Monday, July 10, 2006

Gilded Cage vs Launch Pad

With the successful launch of the space shuttle Discovery into orbit this past July 4th, I am reminded of the importance of the humble, mundane launch pad, the place where every mission into space begins.

In the wonderful, diverse world of Christianity, there are really only two kinds of local churches, and I don't mean Protestant and Catholic. There are churches that are launch pads, and there are churches that are gilded cages.

The "gilded cage" type of church has a nice pastor, a wonderful building, and lots of plans and programs to keep the people busy. There's good teaching, wonderful sermons, and nice music. All the gilded cage church asks of you is your continued attendance, and your continued financial support--the "professionals" in ministry take care of the rest. And not only do they take care of the rest, there's a subtle yet prevalent undertone that lets you know--without even having to ask--that you are to stay on your side of the laity/clerical boundary, and don't even think about crossing over. In my experience it seems that most churches are like this, whether they be Catholic, Protestant, or whatever. Back in the day, the Protestants use to really take the Catholics to task for the invisible barrier erected between the laity and the clergy, but most of today's Protestants churches are no better in this regard, and are sometimes even worse.

The end result of a gilded cage type church is a lot of people who come back Sunday after Sunday to hear yet another teaching that tickles their ears, without it really changing their lives. As long as they keep coming back, and even invite friends and neighbors to hear the wonderful teaching, then the mission is accomplished.

In the "launch pad" model of church, the leadership realizes that the congregation is there for purposes beyond just hearing yet another Sunday sermon. In the launching pad model, the leadership realizes that the people in the congregation have as much right and responsibility to minister as they do, and perhaps they might even be better at it! In this type of church, the leadership does what they can to find out what sort of "vision" or ministry God has given to each and every individual member, and they work to help that person develop that ministry or "vision" to it's fullest potential. There's also an active and intentional effort to encourage the people in the congregation to minister to each other, in whatever way God so leads. So instead of the leadership providing all the ministry, the leadership teaches the people how to do ministry!

The end result of a launch pad style of church is a people who are continually challenged and encouraged to go further with the giftings God has given them, with plenty of opportunities to use them. Some might call this "body" ministry, where as the whole church, which is referred to as "the body of Christ", engages in ministerial functions, each according to his ability and means.

For most of church history, the "gilded cage" style of church has been the norm, with occasional "launch pads" coming in out of existence at various times. Often, the launch pads succumb to the institutional mindset, and then start acting and behaving like the very type of church they were initially dissatisfied with.

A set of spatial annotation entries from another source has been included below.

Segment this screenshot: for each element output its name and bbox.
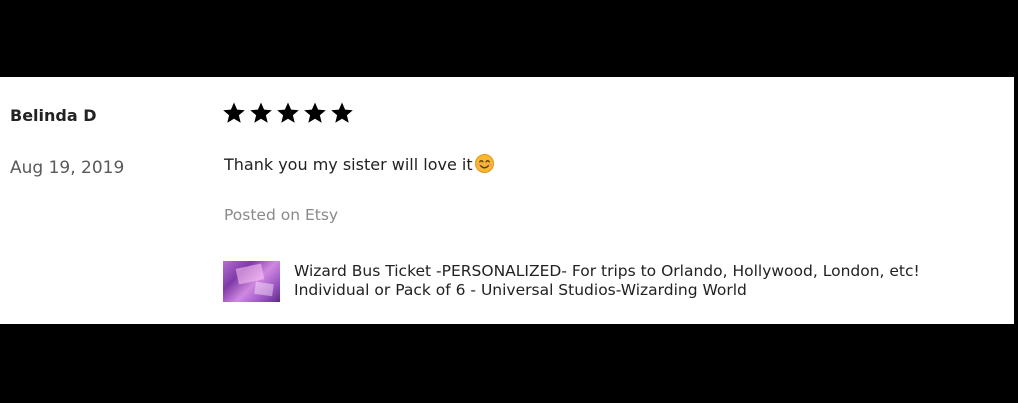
listing-link[interactable]: Wizard Bus Ticket -PERSONALIZED- For tri… — [223, 261, 1014, 302]
review-text-body: Thank you my sister will love it — [224, 155, 473, 174]
star-icon — [223, 102, 245, 123]
star-icon — [277, 102, 299, 123]
review-date: Aug 19, 2019 — [10, 158, 125, 178]
listing-title[interactable]: Wizard Bus Ticket -PERSONALIZED- For tri… — [294, 262, 1014, 300]
star-icon — [331, 102, 353, 123]
star-rating — [222, 101, 354, 125]
reviewer-name[interactable]: Belinda D — [10, 106, 97, 125]
star-icon — [250, 102, 272, 123]
star-icon — [304, 102, 326, 123]
review-card: Belinda D Aug 19, 2019 Thank you my sist… — [0, 77, 1014, 324]
review-text: Thank you my sister will love it — [224, 154, 494, 174]
smiling-face-icon — [474, 154, 494, 173]
posted-on-label: Posted on Etsy — [224, 206, 339, 224]
listing-title-line-2[interactable]: Individual or Pack of 6 - Universal Stud… — [294, 281, 1014, 300]
listing-thumbnail[interactable] — [223, 261, 280, 302]
listing-title-line-1[interactable]: Wizard Bus Ticket -PERSONALIZED- For tri… — [294, 262, 1014, 281]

Now don't think I've posted this article just to put-down the gilded cage type of church. There is a place for this kind of church, and it will most likely be the most dominant style of church until the end of time. The benefits of this type of church are many, but most important is the tiny burden it imposes on those who make up the congregation. Going to church is only a bit more difficult than turning on the TV, and often, sadly, even less entertaining and enjoyable. Yet if you are caught up in the business and pressure that pervades life in America like a dense fog, then a low-commitment, low expectation church fits the bill very nicely. Who needs a church that expects things out of you when you are busy enough raising children, working a job, and doing everything you can to survive and prosper for yet another day in this miserable little life of ours. As things only get busier and more hectic, the gilded cage type of church becomes more and more attractive--as long as you don't mind the emptiness you feel after another Sunday morning service.

The "launch pad" style of church will always be in the minority, if you can even find one at all. A church that actually expects and encourages its people to live a life according to Kingdom of God principles is a hard sell. Its one thing to talk about Christianity, and hear lectures about it, but its another thing to live according to its radical principles. Living a truly selfless, God centered life is not easy, otherwise everyone would already be doing it! People like Mother Teresa of Calcutta, and St. Francis of Assisi would be the rule rather than exceptions.

Yet there is something the great saints have found, that many of us secretly long for: a life of meaning and purpose; a life that goes beyond earning our bread for another day of existence. Rather than sitting back in a pew and listening to yet another wonderful sermon about Jesus, they are out there, in the real world, being Jesus to those who are lost and hurting.

But, as you can imagine, such a wonderful life does not come without a cost; without sacrifice. What will it cost us to follow Jesus in such a radical way? Only everything we have--everything.

But the rewards are out of this world!